Methods : This analysis used data from a randomized clinical trial comparing intraocular lens implantation at the time of cataract extraction with leaving an eye aphakic following cataract extraction in 114 children with a unilateral congenital cataract who were born between 2004 and 2009 and had cataract surgery before 6 months of age. Occlusion of the fellow eye was prescribed for 50% of waking hours to age 5 years and was assessed in quarterly semi-structured telephone interviews that reported hours of patching over the previous 48 hours. The average number of hours of patching per day was calculated for the first three months after surgery, and for six months before and after each of the three assessments of parenting stress. Parenting stress was assessed using the long-form of the Parenting Stress Index (PSI) completed by the primary caregiver three months after surgery (n=106) and at approximately 15 (n-97) and 54 (n=96) months of age.

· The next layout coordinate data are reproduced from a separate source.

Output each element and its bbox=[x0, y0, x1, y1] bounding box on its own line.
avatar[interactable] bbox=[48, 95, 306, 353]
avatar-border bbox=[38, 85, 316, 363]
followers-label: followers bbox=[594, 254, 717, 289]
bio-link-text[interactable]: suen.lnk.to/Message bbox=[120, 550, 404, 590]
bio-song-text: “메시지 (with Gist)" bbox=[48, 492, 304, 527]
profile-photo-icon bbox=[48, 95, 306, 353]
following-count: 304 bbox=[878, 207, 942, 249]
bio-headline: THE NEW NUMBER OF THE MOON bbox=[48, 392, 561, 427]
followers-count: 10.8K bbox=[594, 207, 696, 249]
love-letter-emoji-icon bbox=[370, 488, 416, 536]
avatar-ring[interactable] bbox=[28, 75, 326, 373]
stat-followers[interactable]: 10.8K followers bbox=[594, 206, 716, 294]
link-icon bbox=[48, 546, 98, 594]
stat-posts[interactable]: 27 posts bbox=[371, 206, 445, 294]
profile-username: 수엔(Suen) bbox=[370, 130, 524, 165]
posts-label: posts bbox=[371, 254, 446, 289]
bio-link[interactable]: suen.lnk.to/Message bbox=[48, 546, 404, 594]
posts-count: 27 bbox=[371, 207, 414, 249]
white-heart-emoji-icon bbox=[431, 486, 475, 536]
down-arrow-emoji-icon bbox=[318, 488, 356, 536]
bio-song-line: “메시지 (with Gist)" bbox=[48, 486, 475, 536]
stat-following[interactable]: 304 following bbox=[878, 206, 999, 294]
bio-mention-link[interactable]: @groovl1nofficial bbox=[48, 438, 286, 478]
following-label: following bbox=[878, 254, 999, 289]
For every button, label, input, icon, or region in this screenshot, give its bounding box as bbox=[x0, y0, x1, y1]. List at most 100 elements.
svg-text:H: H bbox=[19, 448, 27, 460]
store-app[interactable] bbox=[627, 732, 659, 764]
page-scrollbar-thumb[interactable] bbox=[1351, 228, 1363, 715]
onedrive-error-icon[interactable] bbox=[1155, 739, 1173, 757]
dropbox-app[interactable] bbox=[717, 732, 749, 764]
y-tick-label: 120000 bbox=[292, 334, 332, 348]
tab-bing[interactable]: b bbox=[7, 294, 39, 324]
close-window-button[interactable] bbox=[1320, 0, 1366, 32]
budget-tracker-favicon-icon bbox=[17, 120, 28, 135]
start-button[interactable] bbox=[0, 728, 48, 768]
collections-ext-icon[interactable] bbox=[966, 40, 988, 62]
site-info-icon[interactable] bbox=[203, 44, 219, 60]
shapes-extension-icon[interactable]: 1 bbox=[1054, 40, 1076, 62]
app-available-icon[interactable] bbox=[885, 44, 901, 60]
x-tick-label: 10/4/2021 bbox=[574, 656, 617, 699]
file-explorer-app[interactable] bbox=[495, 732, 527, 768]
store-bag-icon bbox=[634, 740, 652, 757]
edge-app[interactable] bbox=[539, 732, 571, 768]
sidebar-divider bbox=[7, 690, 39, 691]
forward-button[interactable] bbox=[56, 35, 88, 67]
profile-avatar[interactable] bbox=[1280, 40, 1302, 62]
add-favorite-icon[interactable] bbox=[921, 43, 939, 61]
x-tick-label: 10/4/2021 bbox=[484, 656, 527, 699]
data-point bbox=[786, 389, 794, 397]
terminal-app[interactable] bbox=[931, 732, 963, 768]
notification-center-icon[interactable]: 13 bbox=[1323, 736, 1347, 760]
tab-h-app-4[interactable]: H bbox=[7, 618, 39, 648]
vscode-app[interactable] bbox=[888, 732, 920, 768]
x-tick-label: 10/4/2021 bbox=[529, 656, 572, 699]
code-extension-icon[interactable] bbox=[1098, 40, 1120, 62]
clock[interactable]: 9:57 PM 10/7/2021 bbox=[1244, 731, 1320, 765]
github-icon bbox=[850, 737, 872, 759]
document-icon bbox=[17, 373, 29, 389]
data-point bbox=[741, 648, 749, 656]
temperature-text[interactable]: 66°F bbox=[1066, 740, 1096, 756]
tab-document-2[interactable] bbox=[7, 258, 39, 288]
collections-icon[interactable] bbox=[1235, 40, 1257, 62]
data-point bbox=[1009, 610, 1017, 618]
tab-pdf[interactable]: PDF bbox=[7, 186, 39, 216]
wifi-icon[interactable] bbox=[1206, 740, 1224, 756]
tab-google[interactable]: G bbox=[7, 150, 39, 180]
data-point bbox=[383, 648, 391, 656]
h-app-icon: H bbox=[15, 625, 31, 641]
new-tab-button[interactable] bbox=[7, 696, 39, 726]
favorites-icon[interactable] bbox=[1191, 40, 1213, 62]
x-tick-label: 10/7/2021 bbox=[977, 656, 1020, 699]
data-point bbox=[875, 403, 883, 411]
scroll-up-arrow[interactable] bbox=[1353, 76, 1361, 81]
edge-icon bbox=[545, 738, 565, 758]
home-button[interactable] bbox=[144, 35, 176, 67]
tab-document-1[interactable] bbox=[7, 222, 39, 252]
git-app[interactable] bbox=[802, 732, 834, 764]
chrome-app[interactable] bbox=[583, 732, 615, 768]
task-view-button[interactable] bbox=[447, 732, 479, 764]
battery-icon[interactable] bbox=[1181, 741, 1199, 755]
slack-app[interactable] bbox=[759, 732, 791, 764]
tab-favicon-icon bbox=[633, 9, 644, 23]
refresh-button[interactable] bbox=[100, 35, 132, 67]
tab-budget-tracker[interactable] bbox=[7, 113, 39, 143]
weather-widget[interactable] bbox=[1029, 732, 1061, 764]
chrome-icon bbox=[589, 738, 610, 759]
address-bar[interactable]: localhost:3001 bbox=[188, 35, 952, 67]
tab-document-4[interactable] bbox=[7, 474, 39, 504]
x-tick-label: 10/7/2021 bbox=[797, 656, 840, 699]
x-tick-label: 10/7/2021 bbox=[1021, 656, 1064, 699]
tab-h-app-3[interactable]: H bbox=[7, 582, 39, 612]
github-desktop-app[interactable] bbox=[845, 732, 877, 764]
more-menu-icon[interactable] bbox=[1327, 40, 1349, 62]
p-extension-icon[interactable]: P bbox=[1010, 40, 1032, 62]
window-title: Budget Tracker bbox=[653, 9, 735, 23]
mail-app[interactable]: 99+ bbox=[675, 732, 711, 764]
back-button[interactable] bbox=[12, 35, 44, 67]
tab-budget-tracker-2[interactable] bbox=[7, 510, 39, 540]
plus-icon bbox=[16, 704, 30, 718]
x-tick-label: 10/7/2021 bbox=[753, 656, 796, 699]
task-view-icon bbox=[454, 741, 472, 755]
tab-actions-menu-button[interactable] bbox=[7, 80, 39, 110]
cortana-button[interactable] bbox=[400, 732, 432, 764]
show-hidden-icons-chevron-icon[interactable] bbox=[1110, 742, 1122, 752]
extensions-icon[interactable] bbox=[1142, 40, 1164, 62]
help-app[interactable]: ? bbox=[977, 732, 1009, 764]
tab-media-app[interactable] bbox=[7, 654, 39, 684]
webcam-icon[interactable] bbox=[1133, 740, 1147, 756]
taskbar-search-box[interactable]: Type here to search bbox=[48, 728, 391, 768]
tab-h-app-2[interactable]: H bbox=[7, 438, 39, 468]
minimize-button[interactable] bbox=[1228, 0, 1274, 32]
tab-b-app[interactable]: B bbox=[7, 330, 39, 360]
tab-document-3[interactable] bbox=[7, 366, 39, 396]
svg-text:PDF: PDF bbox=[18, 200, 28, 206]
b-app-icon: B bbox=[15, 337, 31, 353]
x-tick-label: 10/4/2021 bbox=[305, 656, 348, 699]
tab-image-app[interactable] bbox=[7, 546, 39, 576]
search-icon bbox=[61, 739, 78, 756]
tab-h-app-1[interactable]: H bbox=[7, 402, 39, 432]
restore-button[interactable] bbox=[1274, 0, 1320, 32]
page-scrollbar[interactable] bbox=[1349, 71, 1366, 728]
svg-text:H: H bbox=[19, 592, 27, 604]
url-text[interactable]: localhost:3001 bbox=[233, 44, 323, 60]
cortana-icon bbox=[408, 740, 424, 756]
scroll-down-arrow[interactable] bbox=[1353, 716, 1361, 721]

Results : The table provides details about the distribution of reported patching and parenting stress. Overall, higher levels of reported stress were associated with fewer reported hours of patching particularly in the first year after surgery (figure). For example, even after controlling for patching prior to the 1st caregiver interview, caregivers who reported the lowest levels of total stress three months after surgery (i.e., 25th percentile) reported nearly an hour a day more patching in thethree to nine months after surgery than caregivers reporting the highest stress levels (i.e., the 75th percentile) (i.e., 4.8 hours per day versus 3.8 hours per day). The association was similar, but no longer statistically significant 12 months after surgery. Patching and parenting stress were not associated at 4½ years of age.

Conclusions : These results support the hypothesis that in the first months following cataract extraction, higher levels of parenting stress are associated with poorer adherence to patching, and thus may contribute to reduced early adherence to patching.

This is an abstract that was submitted for the 2018 ARVO Annual Meeting, held in Honolulu, Hawaii, April 29 - May 3, 2018.